Kimi ‘kanal haklı’, kimi de ‘size ne kadının dansından’ diyor.
Bense yine bambaşka bir noktaya gözlerimi diktim.
O da Sarıoğlu ve Fatih Altaylı arasındaki gerilime.
Sarıoğlu, kendisine işe girişte Altaylı’nın referans olduğunu, beraber program sunduklarını, ancak o programda yaşadıkları gerilimden sonra Altaylı’nın kendisine cephe aldığını iddia ediyor.
Tam öyledir de demiyor ama kovulmasında Altaylı’nın parmağı olduğunu ima ediyor.
Sosyal medyada gördüğüm kadarıyla seyirciler de Sarıoğlu’yla aynı fikirde.
Bir Allah’ın kulu da çıkıp Altaylı’yı savunmamış.
Neden biliyor musunuz?
Medya dünyası Altaylı ve türevlerinin ekmeğiyle oynadığı ya da oynamaya çalıştığı gazetecilerle dolu.
Daha önce kaç kere yazdım, Altaylı ve türevleri yuvalandıkları medya gruplarında kendini herkesten üstün gören, egoist varlıklar.
Hak, hukuk, adalet umurlarında değil.
Tek dertleri çıkarları, güç savaşları, kadrolaşma, etrafındaki yalaka takımını büyütme, genişletme.
Yalaka takımlarına ‘öv beni’ diyorlar.
Övmeyenlerin başını yiyorlar.
Neyse, Hande Hanım’a geçmiş olsun, cesaretinden ötürü de kendisini kutluyorum.
Çıktı çaaat çaaat çaaat başına gelenleri, arkasında kimin parmağı olduğunu anlattı.
Ama asıl önemli olan şu:
Altaylı ve onun gibilerin ekmeğinden ettiği, kariyerine taş koymak istediği daha kaç kişi var?
Ben en az 20 tane kadın-erkek tanıdık sayarım.
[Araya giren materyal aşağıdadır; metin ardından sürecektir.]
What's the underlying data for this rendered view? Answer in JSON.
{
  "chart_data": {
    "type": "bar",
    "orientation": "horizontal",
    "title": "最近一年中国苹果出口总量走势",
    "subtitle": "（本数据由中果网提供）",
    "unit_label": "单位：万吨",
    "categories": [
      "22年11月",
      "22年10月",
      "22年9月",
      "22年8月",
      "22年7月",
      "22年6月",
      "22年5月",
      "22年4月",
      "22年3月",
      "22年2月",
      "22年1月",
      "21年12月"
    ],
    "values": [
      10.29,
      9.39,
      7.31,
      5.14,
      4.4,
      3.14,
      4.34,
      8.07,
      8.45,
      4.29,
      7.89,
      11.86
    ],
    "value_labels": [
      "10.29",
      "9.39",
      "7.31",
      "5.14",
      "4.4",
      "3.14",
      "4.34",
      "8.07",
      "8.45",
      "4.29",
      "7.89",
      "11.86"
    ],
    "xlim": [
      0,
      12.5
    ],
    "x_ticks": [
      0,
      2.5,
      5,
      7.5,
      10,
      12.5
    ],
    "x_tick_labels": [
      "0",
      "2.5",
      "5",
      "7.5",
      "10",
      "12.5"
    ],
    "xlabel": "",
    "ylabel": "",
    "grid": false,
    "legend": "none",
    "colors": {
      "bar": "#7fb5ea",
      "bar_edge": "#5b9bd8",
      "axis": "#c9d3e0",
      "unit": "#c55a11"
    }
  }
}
Hepsinin kovulma nedeni farklı.
Bence çıksınlar, Hande Hanım gibi konuşsun, anlatsınlar.
Böylece belki bir dönem kendini medya imparatoru sanan çağı geçmiş, kariyerinin sonuna gelmiş medya egoistlerine karşı bir ‘me too’ hareketi başlar.
Ekranları tapulayanlara çağrı: Evinize dönün!
Medya Ombudsmanı sevgili Faruk Bildirici çok güzel bir iş yapmış.
Tartışma programlarına çıkan isimleri bir güzel analiz etmiş.
Evvela ellerine sağlık…
Buradan yaza yaza kalemimde mürekkep bitmişti.
Daha geçen gün RTÜK bu işe el atmalı, aynı isimler, sürekli ekranda, farklı konuları, yetkin olmadıkları alanları yorumluyorlar, bitsin bu zulüm demiştim.
Faruk Bey’in çalışması da benzer şeyleri gösteriyor.
Muhalif olsun, hükümete yakın olsun, ekranları tapulamış bir avuç insan var.
Bir günde 3 ekrana çıkanını gördüm.
Yorulmadan aynı şeyleri anlatıyorlar.
Artık konuşacak şey kalmıyor, kendileri de stüdyolarda sıkılıyorlar.
Eller, gözler sürekli telefonlarında.
Bu isimlere müsaadenizle seslenmek istiyorum sevgili okurlarım:
Stüdyo stüdyo dolaşacağınıza biraz evinize gidin.
Ayak ayak üstüne atıp çay demleyin.
Dinlenin.
Ekran detoksu yapın.
Yüzünüzü eskitmeyin!
Bir çift laf da kanal yöneticilerine: E yeter artık kolaya kaçacağız diye seyirciyi aptal yerine koymayın!